Одиннадцатилетняя Агуля осталась одна. Целый месяц она с этими соседями прожила, им ее кормить приходилось, пока Михаил Давыдович за ней не приехал…
И вот проходит много лет, много черных лет — тюрьма, лагерь, годы бесправия — и вдруг реабилитация!
Помню, на Арбате это было, кажется, там, где табличка «Военный трибунал». Принял меня генерал, он «гениальнейшего», как и я, ненавидел, крепко пострадал тоже.
Смотрит мое дело.
— Не понимаю, — говорит, — за что вас арестовали!
— Я тоже не понимаю… Может, за то, что я жена Миронова?
— Может быть, может быть… — говорит рассеянно, неуверенно, листает дело… Ищет.
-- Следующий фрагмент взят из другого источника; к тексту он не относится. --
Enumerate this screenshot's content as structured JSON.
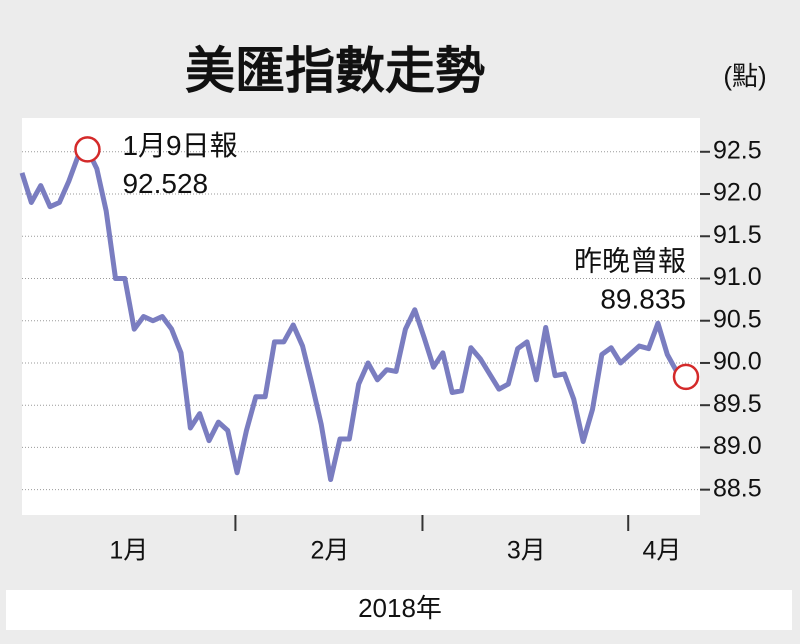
{
  "chart_data": {
    "type": "line",
    "title": "美匯指數走勢",
    "y_unit": "(點)",
    "x_label": "2018年",
    "categories": [
      "1月",
      "1月",
      "1月",
      "1月",
      "1月",
      "1月",
      "1月",
      "1月",
      "1月",
      "1月",
      "1月",
      "1月",
      "1月",
      "1月",
      "1月",
      "1月",
      "1月",
      "1月",
      "1月",
      "1月",
      "1月",
      "1月",
      "1月",
      "2月",
      "2月",
      "2月",
      "2月",
      "2月",
      "2月",
      "2月",
      "2月",
      "2月",
      "2月",
      "2月",
      "2月",
      "2月",
      "2月",
      "2月",
      "2月",
      "2月",
      "2月",
      "2月",
      "2月",
      "3月",
      "3月",
      "3月",
      "3月",
      "3月",
      "3月",
      "3月",
      "3月",
      "3月",
      "3月",
      "3月",
      "3月",
      "3月",
      "3月",
      "3月",
      "3月",
      "3月",
      "3月",
      "3月",
      "3月",
      "3月",
      "3月",
      "4月",
      "4月",
      "4月",
      "4月",
      "4月",
      "4月",
      "4月"
    ],
    "values": [
      92.25,
      91.9,
      92.1,
      91.85,
      91.9,
      92.15,
      92.45,
      92.528,
      92.3,
      91.8,
      91.0,
      91.0,
      90.4,
      90.55,
      90.5,
      90.55,
      90.4,
      90.12,
      89.23,
      89.4,
      89.08,
      89.3,
      89.2,
      88.7,
      89.2,
      89.6,
      89.6,
      90.25,
      90.25,
      90.45,
      90.2,
      89.75,
      89.27,
      88.62,
      89.1,
      89.1,
      89.75,
      90.0,
      89.8,
      89.92,
      89.9,
      90.4,
      90.63,
      90.3,
      89.95,
      90.12,
      89.65,
      89.67,
      90.18,
      90.05,
      89.87,
      89.69,
      89.75,
      90.17,
      90.25,
      89.8,
      90.42,
      89.85,
      89.87,
      89.57,
      89.07,
      89.45,
      90.1,
      90.18,
      90.0,
      90.1,
      90.2,
      90.17,
      90.47,
      90.1,
      89.9,
      89.835
    ],
    "value_labels": [
      null,
      null,
      null,
      null,
      null,
      null,
      null,
      "92.528",
      null,
      null,
      null,
      null,
      null,
      null,
      null,
      null,
      null,
      null,
      null,
      null,
      null,
      null,
      null,
      null,
      null,
      null,
      null,
      null,
      null,
      null,
      null,
      null,
      null,
      null,
      null,
      null,
      null,
      null,
      null,
      null,
      null,
      null,
      null,
      null,
      null,
      null,
      null,
      null,
      null,
      null,
      null,
      null,
      null,
      null,
      null,
      null,
      null,
      null,
      null,
      null,
      null,
      null,
      null,
      null,
      null,
      null,
      null,
      null,
      null,
      null,
      null,
      "89.835"
    ],
    "annotations": [
      "1月9日報",
      "昨晚曾報"
    ],
    "color": "#7a7dc0",
    "marker_color": "#d42a2a",
    "ylim": [
      88.2,
      92.9
    ],
    "yticks": [
      88.5,
      {
        "value": 89,
        "label": "89.0"
      },
      89.5,
      {
        "value": 90,
        "label": "90.0"
      },
      90.5,
      {
        "value": 91,
        "label": "91.0"
      },
      91.5,
      {
        "value": 92,
        "label": "92.0"
      },
      92.5
    ],
    "grid": true
  }
}
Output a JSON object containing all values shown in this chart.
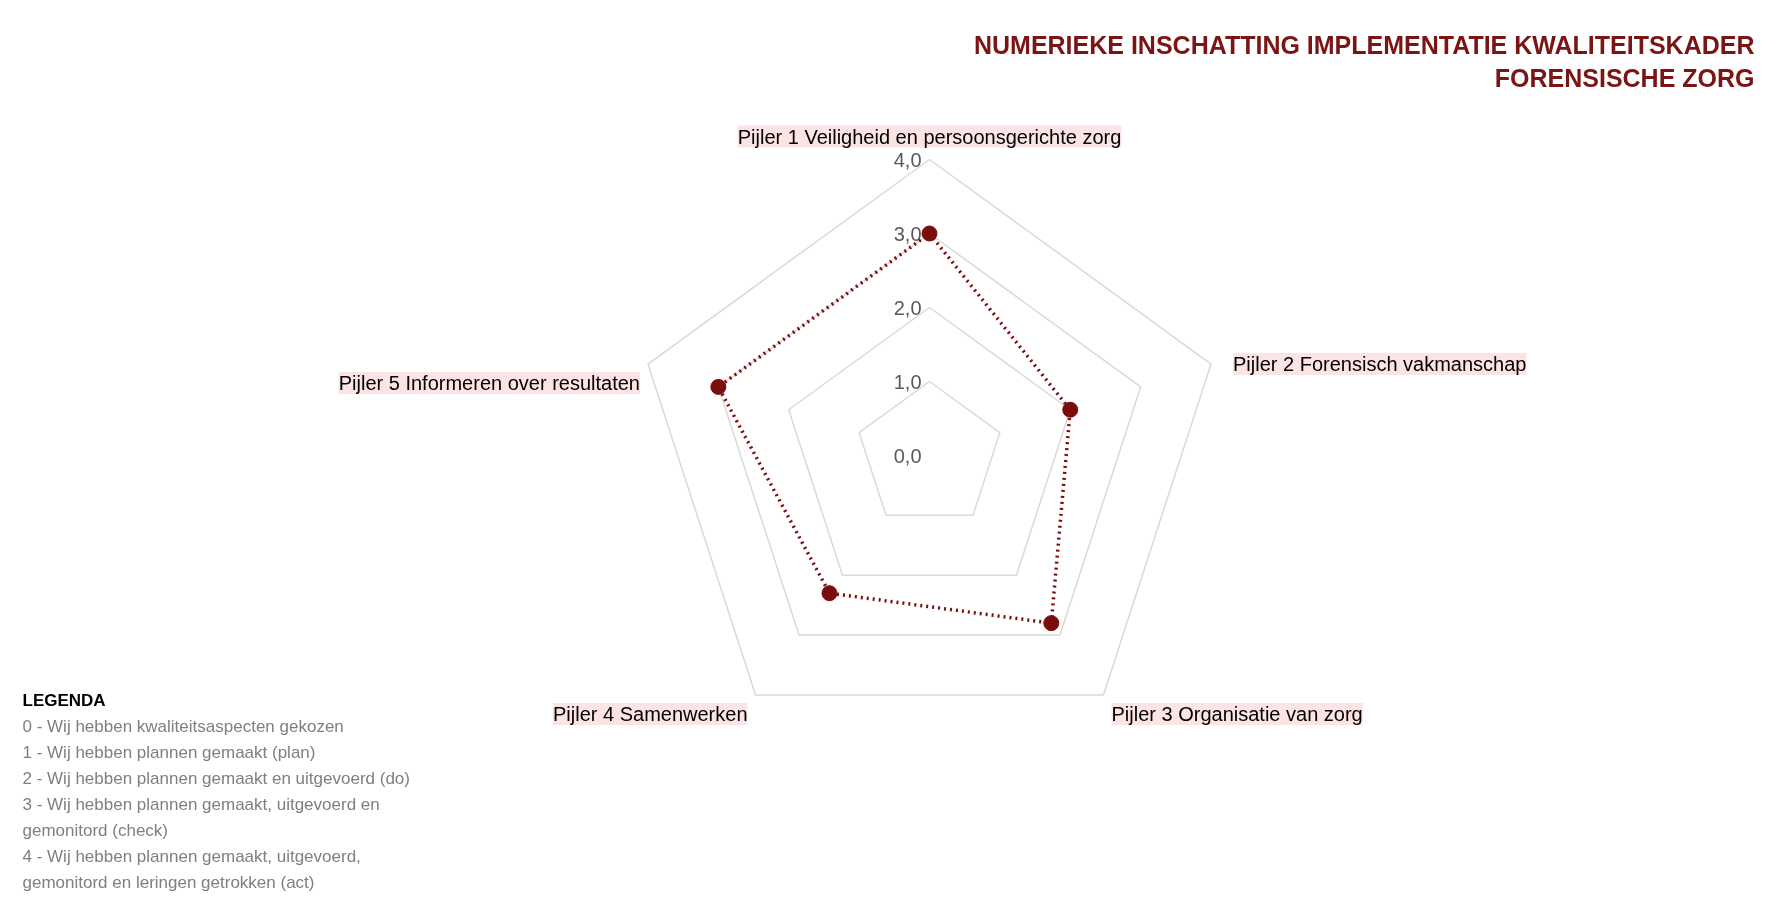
{
  "chart_data": {
    "type": "radar",
    "title": "NUMERIEKE INSCHATTING IMPLEMENTATIE KWALITEITSKADER\nFORENSISCHE ZORG",
    "categories": [
      "Pijler 1 Veiligheid en persoonsgerichte zorg",
      "Pijler 2 Forensisch vakmanschap",
      "Pijler 3 Organisatie van zorg",
      "Pijler 4 Samenwerken",
      "Pijler 5 Informeren over resultaten"
    ],
    "series": [
      {
        "color": "#7b0c0c",
        "values": [
          3.0,
          2.0,
          2.8,
          2.3,
          3.0
        ]
      }
    ],
    "ylim": [
      0,
      4
    ],
    "yticks": [
      {
        "value": 0,
        "label": "0,0"
      },
      {
        "value": 1,
        "label": "1,0"
      },
      {
        "value": 2,
        "label": "2,0"
      },
      {
        "value": 3,
        "label": "3,0"
      },
      {
        "value": 4,
        "label": "4,0"
      }
    ],
    "grid": true,
    "marker": "circle",
    "line_style": "dotted",
    "annotations": [
      "LEGENDA",
      "0  - Wij hebben kwaliteitsaspecten gekozen",
      "1 - Wij hebben plannen gemaakt (plan)",
      "2 - Wij hebben plannen gemaakt en uitgevoerd (do)",
      "3 -  Wij hebben plannen gemaakt, uitgevoerd en gemonitord (check)",
      "4 - Wij hebben plannen gemaakt, uitgevoerd, gemonitord en leringen getrokken (act)"
    ]
  }
}
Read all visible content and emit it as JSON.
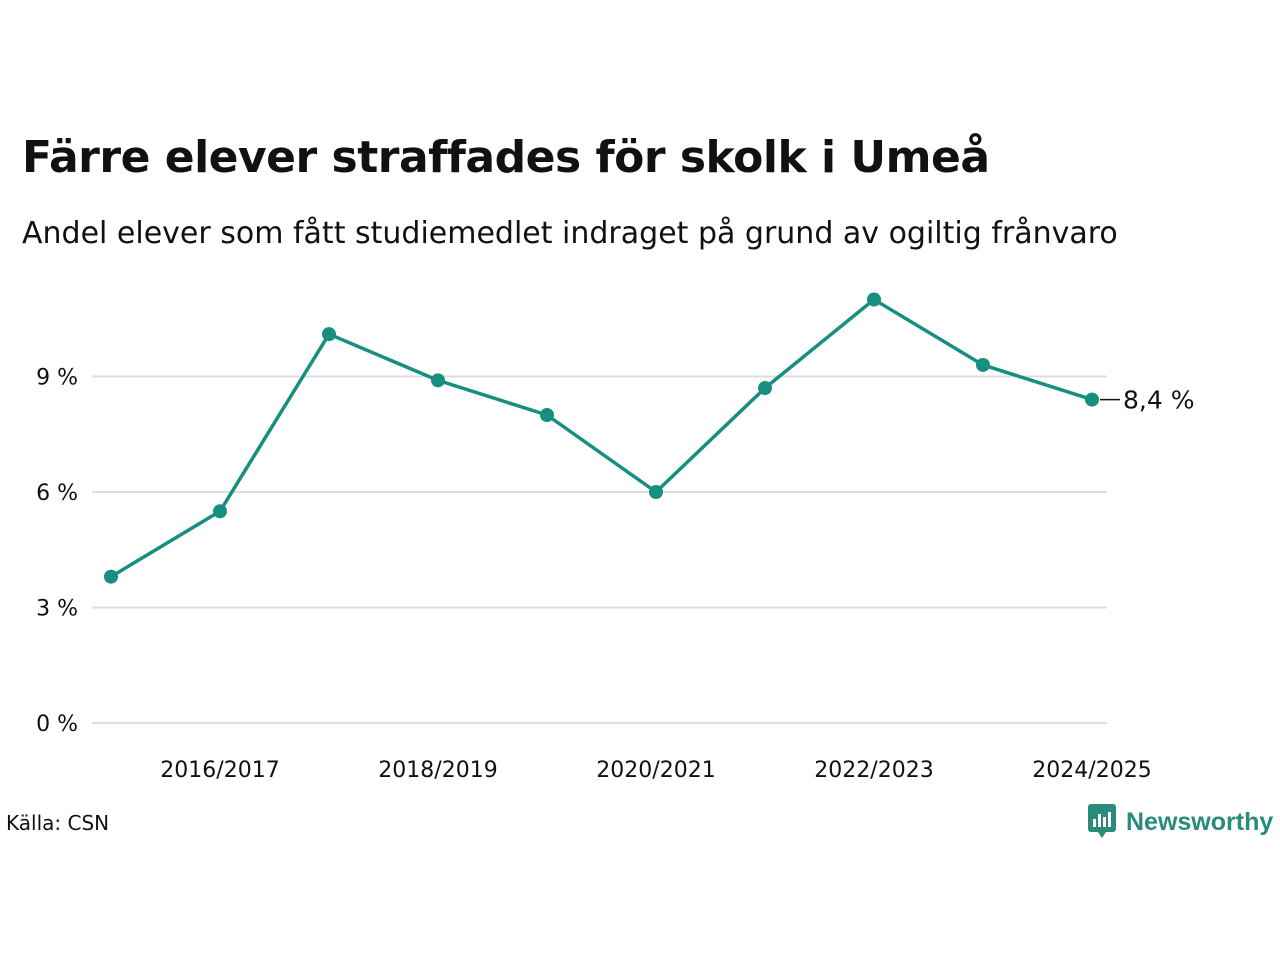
{
  "header": {
    "title": "Färre elever straffades för skolk i Umeå",
    "subtitle": "Andel elever som fått studiemedlet indraget på grund av ogiltig frånvaro"
  },
  "footer": {
    "source": "Källa: CSN",
    "brand": "Newsworthy",
    "brand_icon": "newsworthy-logo-icon"
  },
  "colors": {
    "line": "#168f80",
    "grid": "#dddddd",
    "brand": "#2a8a7b"
  },
  "chart_data": {
    "type": "line",
    "x": [
      "2015/2016",
      "2016/2017",
      "2017/2018",
      "2018/2019",
      "2019/2020",
      "2020/2021",
      "2021/2022",
      "2022/2023",
      "2023/2024",
      "2024/2025"
    ],
    "series": [
      {
        "values": [
          3.8,
          5.5,
          10.1,
          8.9,
          8.0,
          6.0,
          8.7,
          11.0,
          9.3,
          8.4
        ]
      }
    ],
    "x_tick_labels": [
      "2016/2017",
      "2018/2019",
      "2020/2021",
      "2022/2023",
      "2024/2025"
    ],
    "y_ticks": [
      0,
      3,
      6,
      9
    ],
    "y_tick_labels": [
      "0 %",
      "3 %",
      "6 %",
      "9 %"
    ],
    "ylim": [
      0,
      11
    ],
    "end_label": "8,4 %",
    "grid": "horizontal",
    "markers": true
  }
}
Не нашел ничего о Миронове. Но вот вдруг на что-то наткнулся, промычал неопределенно: «Гм… да… вот». И быстро поднял глаза на меня.
— Не будем ворошить старое… — говорит примирительно, — подпишите вот тут вот, что получили реабилитацию.
И дает мне «дело». Мое «дело»!
И я вдруг вижу бумажку — донос! Мелькнуло «антисоветские разговоры», я жадно дальше — подписи: «Караваев, Генина, Синявская»! Мои соседи по Куйбышеву!
Тут уж я вцепилась в «дело», читаю, читаю, а там на меня написано: говорила то-то и то-то, что «электрическое напряжение плохое, что ничего нигде не купишь, что водопровод замерз…», и т. д., и т. д. Вот и получились «антисоветские разговоры»!
Генерал пытается осторожно у меня «дело» забрать, а я — не даю.
— Я им этого не оставлю!
Он тогда мягко:
— Агнесса Ивановна, знаете что? Вас реабилитировали? Реабилитировали. А это… — И махнул рукой — бросьте, мол, зачем вам это?
Михаил Давыдович тогда уже был дома, он тоже мне говорит — оставь, не надо, пусть живут. Откуда мы знаем, может быть, их заставили на тебя написать?
Ну я и не стала связываться.
Но иногда ночью вдруг проснусь, как током прошьет. Караваев, та обезьяна, что ночью ко мне под одеяло лазал, Генина, которая керосинку выпрашивала, Синявская, которой я давала пледом укрываться!.. Прошьет так током, и начинает точить мысль — неужто они благополучной жизнью наслаждаются?
Так они мне отплатили за все.
Вот и выходит, что меня арестовали за керосинку.
А когда мы снова с Машей встретились, я уже знала про донос. Маша Синявская очень мне обрадовалась: «Майя, милая, дорогая!» А я смотрю и думаю: знаешь ты или нет? И понимаю, чувствую — ничего не знает.
Она была спокойный, уравновешенный, очень принципиальный человек. Пьющего отца она стыдилась, жалела. Когда в 1943 году был приказ о демобилизации девушек-студенток (а она была студентка истфака), Маша демобилизоваться отказалась: «Идет такая страшная война, — сказала она, — сейчас надо не учиться, а воевать». И пошла на фронт.
Она меня затащила к ним. Ее мать — та самая — ко мне целоваться: «Маечка, Маечка!» И расспрашивать: «А как там Агнесса Ивановна поживает? Как мы с ней дружно жили!» Прямо поет, глаза льстивые. Мне бы ей сказать, чьих рук это дело, а я… не смогла. Стыдно мне за нее, неловко. Я смолчала. И сделала вид, что ничего не знаю.
Но с Машей я больше не встречалась. Хотя Маша-то здесь была ни при чем.
Когда отец узнал, что Агнесса арестована, он стал отчаянно «стучать головой в закрытую дверь». Куда только не писал — и в прокуратуру, и самому Берии — добивался приема. Если удавалось куда-то пробиться — доказывал, что это ошибка, что она ни в чем не может быть виновата. Берии он писал, что, мол, если она виновата, «то и я — враг народа»! Он был вне себя, он был слеп.